Tuesday, 9 August 2022

Questions and answers on law part 44

 Q 1:- Can prosecution witness be summoned as defense witness in a criminal case. An application is moved at 313 CrPC stage by the accused that he wants to summon prosecution witness although they were discharged by the court. Now accused wants those witness to be summoned in court. Can he do so?

Ans:- The prosecution witnesses may fall under two categories. (1) Witnesses cited by it but not examined (2) Witnesses examined by it. If the prosecution does not examine any witness cited by it, it is open to the defence to cite him and examine him as defence witness (Hukam Singh vs State of Rajasthan : (2000)7 SCC 490). But, then the defence will not be able to contradict him with his previous statement given to police in view of the bar under section 161(1) Cr.P.C.
A close reading of the proviso to section 162(1) Cr.P.C would show that lifting of the aforesaid bar under that provision applies only to prosecution witnesses. Under Section 162 Cr. P.C, only witnesses on behalf of the prosecution could be contradicted by reference to their statements made to the police, and not court witnesses or defence witnesses (See Shakila Khader Vs Nousher Gama: AIR 1975 SC 1324). If the witness cited by the prosecution has been examined on its side, then the defence cannot cite him and examine him on its side. Under the provisions of the Code of Criminal Procedure (like Section 233Cr.P.C) the accused can enter upon defence and he can apply for the issue of process for compelling the attendance of any witness in his defence. But, such provisions cannot be understood as compelling the attendance of any prosecution witness examined, cross-examined and discharged to be juxtaposed as defence witnesses( See State of Madhya Pradesh vs Badri Yadav : AIR 2006 SC 1769). The substantive law of evidence or the procedural criminal law does not permit the statement of one witness being recorded twice so as to read the two as separate depositions for two sides.
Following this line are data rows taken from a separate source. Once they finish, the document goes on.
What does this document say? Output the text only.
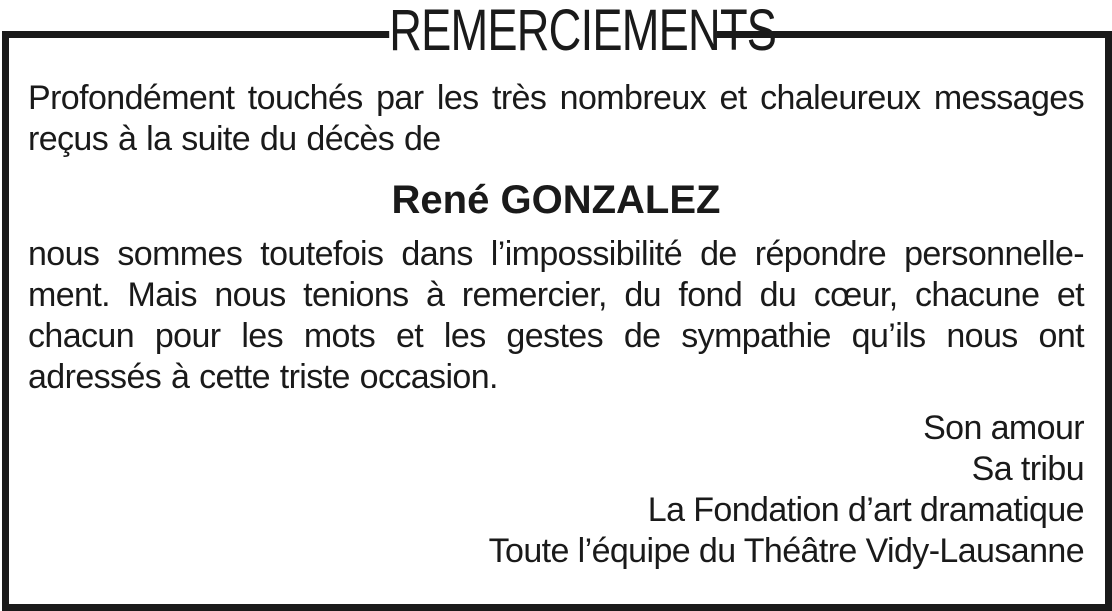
REMERCIEMENTS

Profondément touchés par les très nombreux et chaleureux messages
reçus à la suite du décès de

René GONZALEZ

nous sommes toutefois dans l’impossibilité de répondre personnelle-
ment. Mais nous tenions à remercier, du fond du cœur, chacune et
chacun pour les mots et les gestes de sympathie qu’ils nous ont
adressés à cette triste occasion.

Son amour
Sa tribu
La Fondation d’art dramatique
Toute l’équipe du Théâtre Vidy-Lausanne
After all the same witness cannot be a witness for prosecution and a little later a witness for defence.

Q 2 :-Whether charge under S 120B of CRPc is to be framed separately from charge under main offence?

Ans: For every distinct offence there shall be a separate charge.

Hence in my opinion separate charge is to be framed for S 120B of CRPC.

Q 3:- In complaint cases where the accused are resident of place outside jurisdiction of court (mostly in other state) both in IPC and NI Act the summons, warrant, proclamation U/S 82 CRPC and attachment warrant U/S 83 issued by court does not return back to the court. The processes are sent by registered post to the SSP/SP concerned but are not sent back. What  should be done in such cases?

Ans:- The court can adopt procedure provided U/S 105 of CRPC.
Section 105 in The Code Of Criminal Procedure, 1973
105. Reciprocal arrangements regarding processes.
(1) Where a Court in the territories to which this Code extends (hereafter in this section referred to as the said territories) desires that-
(a) a summons to an accused person, or
(b) a warrant for the arrest of an accused person, or
(c) a summons to any person requiring him to attend and produce a document or other thing, or to produce it, or
(d) a search- warrant, 2 issued by it shall be served or executed at any place,-
(i) within the local jurisdiction of a Court in any State or area in India outside the said territories, it may send such summons or warrant in duplicate by post or otherwise, to the presiding officer of that Court to be served or executed; and where any summons referred to in clause (a) or clause (c) has been so served, the provisions of section 68 shall apply in relation to such summons as if the presiding officer of the Court to whom it is sent were a Magistrate in the said territories;

Q 4:-  Whether the court can convict accused for an offence of theft if complainant has failed to produce any document regarding his ownership over stolen property?

Ans:- In order to prove the offence of theft, ownership over stolen property need not be proved. The gist of the offence is removal or taking of the article from the possession of another, with dishonest intention.

If there is sufficient evidence that the articles were removed from the possession of another by the accused with dishonest intention, he could be convicted. Otherwise, not.